Global warehouses are stuffed with frozen cuts of pork, wheels of cheese and bags of rice. But as the coronavirus snarls logistical operations, the question becomes: How does all that food actually get to people?
Despite the inventories, grocery stores are looking almost apocalyptic with aisles of empty shelves. Panic buying has made it nearly impossible for retailers and suppliers to keep up with the unprecedented spike in demand. In just one example of the constraints, there’s a finite number of trucks that can load up at warehouses to bring in the chicken or ice cream or toilet paper that people want to buy.

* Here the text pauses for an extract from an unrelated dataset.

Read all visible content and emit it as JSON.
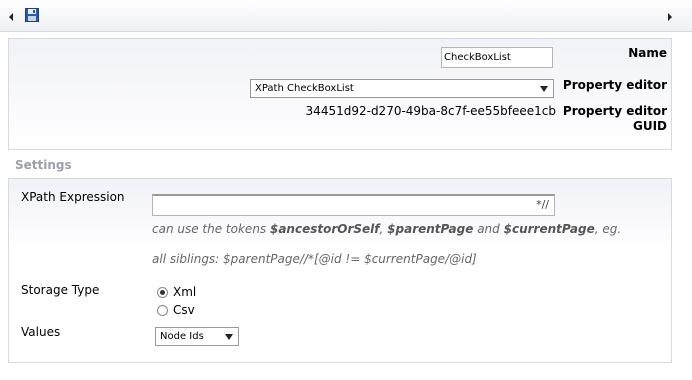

There are limits on how much time can be spent stocking shelves or filling rail cars. Then there’s this weird knock-on from the outbreak in China: Fewer goods were shipped out of Asia last month, and now there aren’t enough empty containers in countries like Canada to send peas out to the world.
“There’s a complicated web of interactions we don’t often think about that’s all part of the food-supply chain: truckers, rail cars, shipping, plant workers,” said Jayson Lusk, head of the department of agricultural economics at Purdue University. There are “big buckets of possible disruption,” and it’s possible the whole thing “is more fragile than we think it is,” he told bloomberg.com.
That’s just the start of it. As the virus spreads and cases mount, there are seemingly countless ways the food system will be tested and strained in the coming weeks and months.
There’s the possibility of worker shortages as employees are forced to stay home because they’re ill or they’ve come into contact with someone who is. As schools close, plants may slow production because parents need to prioritize child care. Restrictions on migrant labor are increasing all over the world, stifling workers who are key to making sure tomatoes get picked and slaughterhouses run efficiently. Port closures and limits on trade could end up disrupting the flow of supplies and ingredients.